Le numéro deux du ministère de la Santé, Jérôme Salomon, s’est félicité d' »un ralentissement de nombre d’admissions » et « d’une légère diminution de nombre de patients en réanimation ».
Pour Renaud Piarroux, toutefois, « il y a encore beaucoup de virus en circulation », ce qui alimente l’inquiétude sur la réouverture des écoles.
Sa crainte fait écho à celle du président de la Fédération des médecins de France, Jean-Paul Hamon, qui s’est dit « tracassé » par une annonce qui ferait courir « un risque inutile ».
Le Premier ministre, Edouard Philippe, s’est justifié devant les députés: « Il y a un impératif (de retour à l’école) qui est réel, il ne peut pas se faire au prix de la santé, bien entendu. Il doit être conjugué avec la nécessité de préserver la santé de nos concitoyens, de garantir le respect de règles sanitaires ».
Les critiques sont d’autant plus virulentes que bars, restaurants et salles de cinéma resteront fermés.
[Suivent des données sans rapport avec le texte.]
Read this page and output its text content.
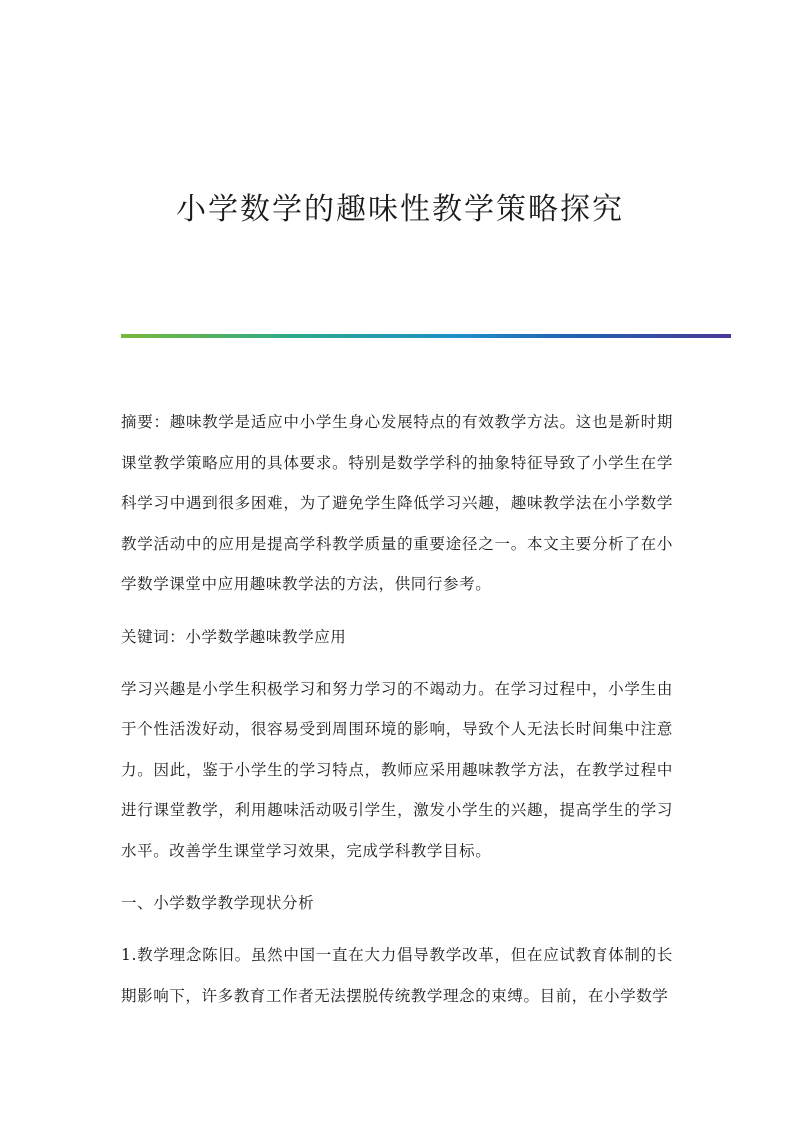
小学数学的趣味性教学策略探究

摘要：趣味教学是适应中小学生身心发展特点的有效教学方法。这也是新时期课堂教学策略应用的具体要求。特别是数学学科的抽象特征导致了小学生在学科学习中遇到很多困难，为了避免学生降低学习兴趣，趣味教学法在小学数学教学活动中的应用是提高学科教学质量的重要途径之一。本文主要分析了在小学数学课堂中应用趣味教学法的方法，供同行参考。

关键词：小学数学趣味教学应用

学习兴趣是小学生积极学习和努力学习的不竭动力。在学习过程中，小学生由于个性活泼好动，很容易受到周围环境的影响，导致个人无法长时间集中注意力。因此，鉴于小学生的学习特点，教师应采用趣味教学方法，在教学过程中进行课堂教学，利用趣味活动吸引学生，激发小学生的兴趣，提高学生的学习水平。改善学生课堂学习效果，完成学科教学目标。

一、小学数学教学现状分析

1.教学理念陈旧。虽然中国一直在大力倡导教学改革，但在应试教育体制的长期影响下，许多教育工作者无法摆脱传统教学理念的束缚。目前，在小学数学
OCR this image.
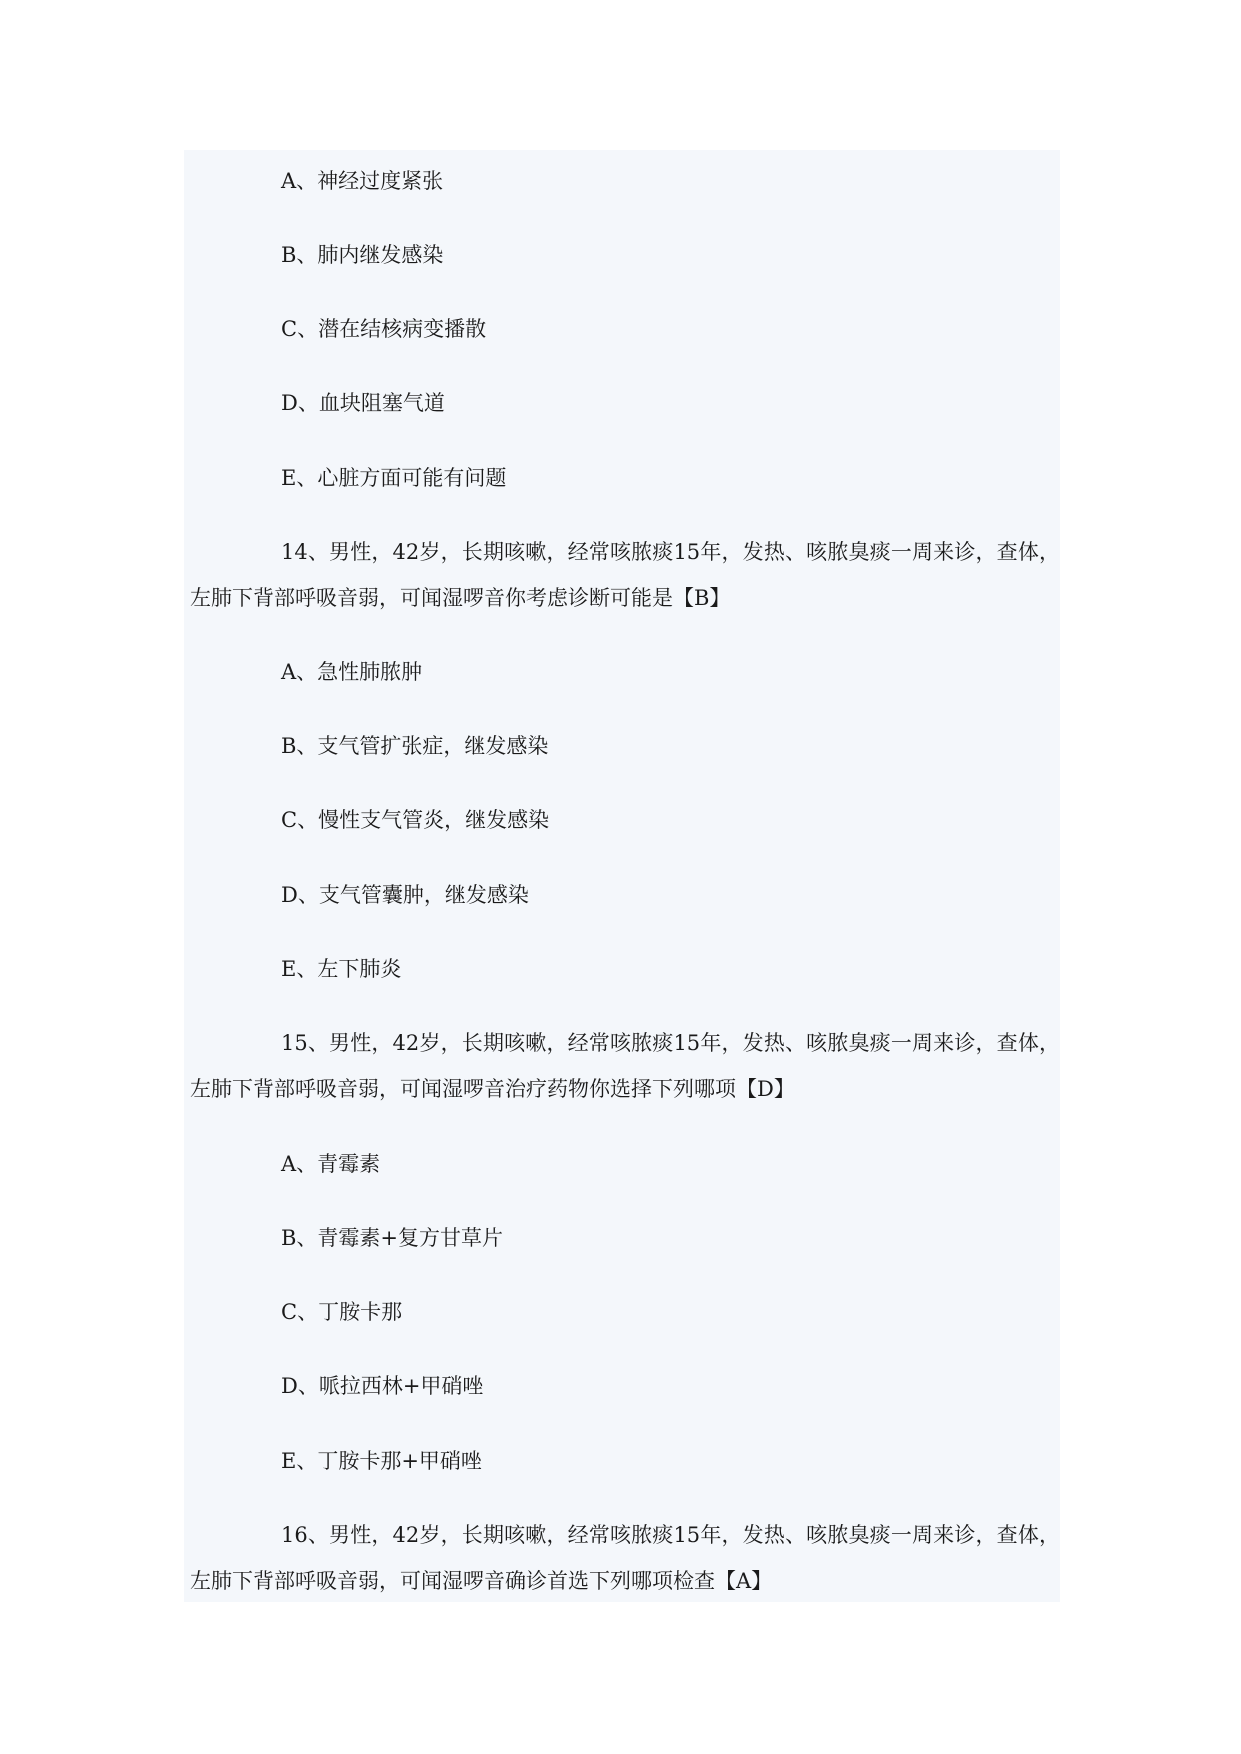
A、神经过度紧张
B、肺内继发感染
C、潜在结核病变播散
D、血块阻塞气道
E、心脏方面可能有问题
14、男性，42岁，长期咳嗽，经常咳脓痰15年，发热、咳脓臭痰一周来诊，查体，
左肺下背部呼吸音弱，可闻湿啰音你考虑诊断可能是【B】
A、急性肺脓肿
B、支气管扩张症，继发感染
C、慢性支气管炎，继发感染
D、支气管囊肿，继发感染
E、左下肺炎
15、男性，42岁，长期咳嗽，经常咳脓痰15年，发热、咳脓臭痰一周来诊，查体，
左肺下背部呼吸音弱，可闻湿啰音治疗药物你选择下列哪项【D】
A、青霉素
B、青霉素+复方甘草片
C、丁胺卡那
D、哌拉西林+甲硝唑
E、丁胺卡那+甲硝唑
16、男性，42岁，长期咳嗽，经常咳脓痰15年，发热、咳脓臭痰一周来诊，查体，
左肺下背部呼吸音弱，可闻湿啰音确诊首选下列哪项检查【A】
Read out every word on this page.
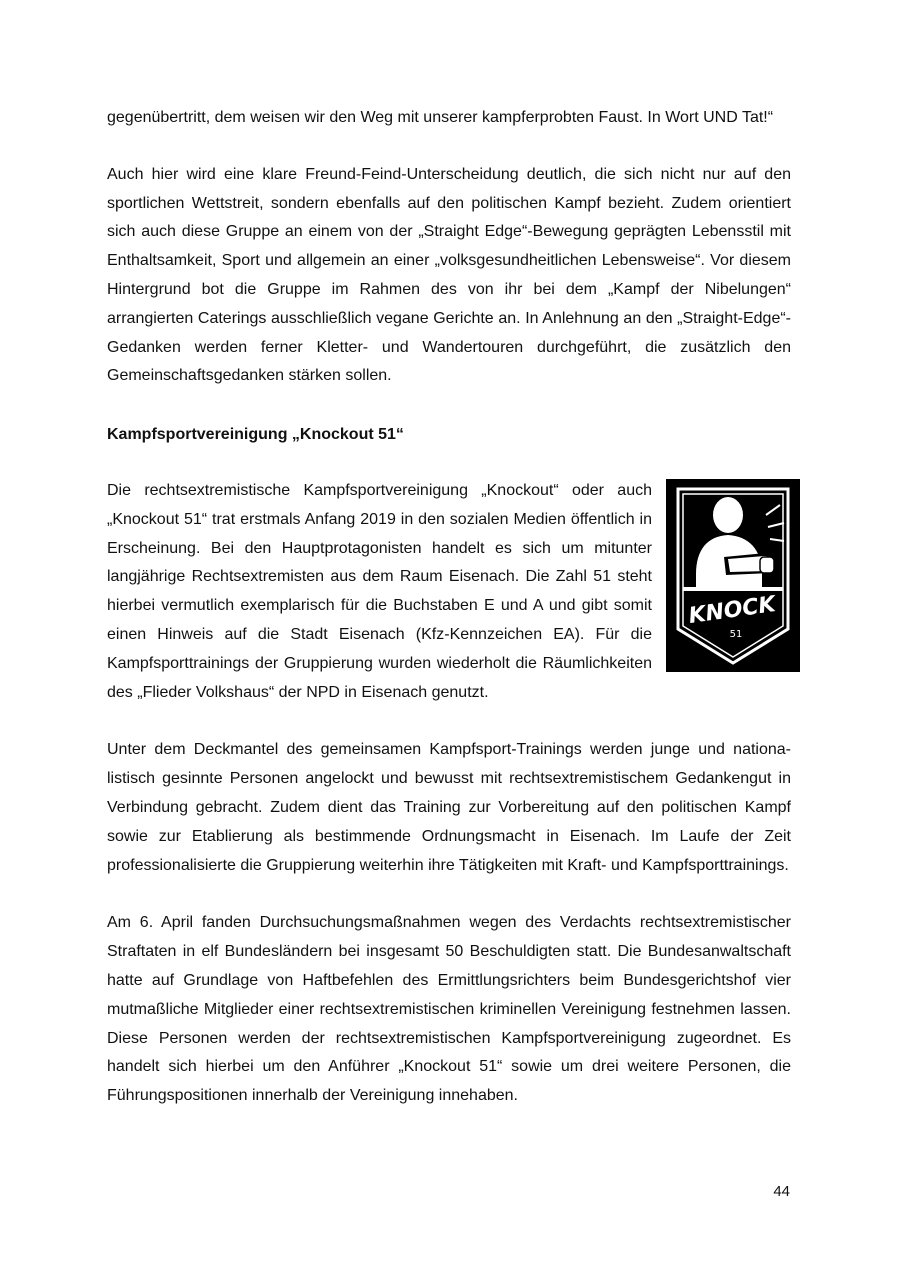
gegenübertritt, dem weisen wir den Weg mit unserer kampferprobten Faust. In Wort UND Tat!“

Auch hier wird eine klare Freund-Feind-Unterscheidung deutlich, die sich nicht nur auf den sportlichen Wettstreit, sondern ebenfalls auf den politischen Kampf bezieht. Zudem orientiert sich auch diese Gruppe an einem von der „Straight Edge“-Bewegung geprägten Lebensstil mit Enthaltsamkeit, Sport und allgemein an einer „volksgesundheitlichen Lebensweise“. Vor diesem Hintergrund bot die Gruppe im Rahmen des von ihr bei dem „Kampf der Nibelungen“ arrangierten Caterings ausschließlich vegane Gerichte an. In Anlehnung an den „Straight-Edge“-Gedanken werden ferner Kletter- und Wandertouren durchgeführt, die zusätzlich den Gemeinschaftsgedanken stärken sollen.

Kampfsportvereinigung „Knockout 51“
KNOCK
51

Die rechtsextremistische Kampfsportvereinigung „Knockout“ oder auch „Knockout 51“ trat erstmals Anfang 2019 in den sozialen Medien öffentlich in Erscheinung. Bei den Hauptprotagonisten handelt es sich um mitunter langjährige Rechtsextremisten aus dem Raum Eisenach. Die Zahl 51 steht hierbei vermutlich exemplarisch für die Buchstaben E und A und gibt somit einen Hinweis auf die Stadt Eisenach (Kfz-Kennzeichen EA). Für die Kampfsporttrainings der Gruppierung wurden wiederholt die Räumlichkeiten des „Flieder Volkshaus“ der NPD in Eisenach genutzt.

Unter dem Deckmantel des gemeinsamen Kampfsport-Trainings werden junge und nationalistisch gesinnte Personen angelockt und bewusst mit rechtsextremistischem Gedankengut in Verbindung gebracht. Zudem dient das Training zur Vorbereitung auf den politischen Kampf sowie zur Etablierung als bestimmende Ordnungsmacht in Eisenach. Im Laufe der Zeit professionalisierte die Gruppierung weiterhin ihre Tätigkeiten mit Kraft- und Kampfsporttrainings.

Am 6. April fanden Durchsuchungsmaßnahmen wegen des Verdachts rechtsextremistischer Straftaten in elf Bundesländern bei insgesamt 50 Beschuldigten statt. Die Bundesanwaltschaft hatte auf Grundlage von Haftbefehlen des Ermittlungsrichters beim Bundesgerichtshof vier mutmaßliche Mitglieder einer rechtsextremistischen kriminellen Vereinigung festnehmen lassen. Diese Personen werden der rechtsextremistischen Kampfsportvereinigung zugeordnet. Es handelt sich hierbei um den Anführer „Knockout 51“ sowie um drei weitere Personen, die Führungspositionen innerhalb der Vereinigung innehaben.

44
En outre, l’économie ne doit plus compter sur les festivals d’été.
« Grande détresse »
La récession que devrait connaître la France sera encore plus grave que ce qui était anticipé, avec 8 % de chute du PIB en 2020, selon le gouvernement, très attendu sur son « plan complet de sortie » du confinement instauré le 17 mars.
Le chômage partiel concerne désormais 8,7 millions de salariés français, a indiqué mercredi la ministre du Travail Muriel Pénicaud, c’est-à-dire « plus d’un salarié sur trois » et un coût à ce stade de 24 milliards d’euros.
Les ventes du commerce de détail en France ont reculé de 24 % en mars par rapport à février, selon la Banque de France.
Parmi les nouvelles mesures annoncées par le gouvernement, une prime jusqu’à 1.000 euros pour certains fonctionnaires qui poursuivent leur mission de service public malgré le confinement, selon le ministre des Comptes publics Gérald Darmanin.
Il a également indiqué que le gouvernement travaillait à annuler 750 millions d’euros de cotisations fiscales et sociales actuellement reportées pour les entreprises des secteurs de l’hôtellerie, de la restauration et des arts et spectacles.
Les PME en difficulté à cause de la crise sanitaire et qui n’obtiennent pas de prêt bancaire pourront faire appel à l’Etat pour obtenir une « avance remboursable », a annoncé le ministre de l’Economie Bruno le Maire, qui avait indiqué que l’effort public d’aide à l’économie atteindrait « plus de 100 milliards d’euros ».
La France devrait connaître un déficit public aux alentours de 9 % du PIB cette année et une dette de 115 %.
Le commerce alimentaire de gros, qui assure plus de 70 % de l’approvisionnement de la restauration hors domicile, s’est dit mardi « en très grande détresse ». Cette branche représente « un chiffre d’affaires de près de 16 milliards d’euros », mais a vu depuis le 15 mars « 80 à 90 % » de son activité s’envoler.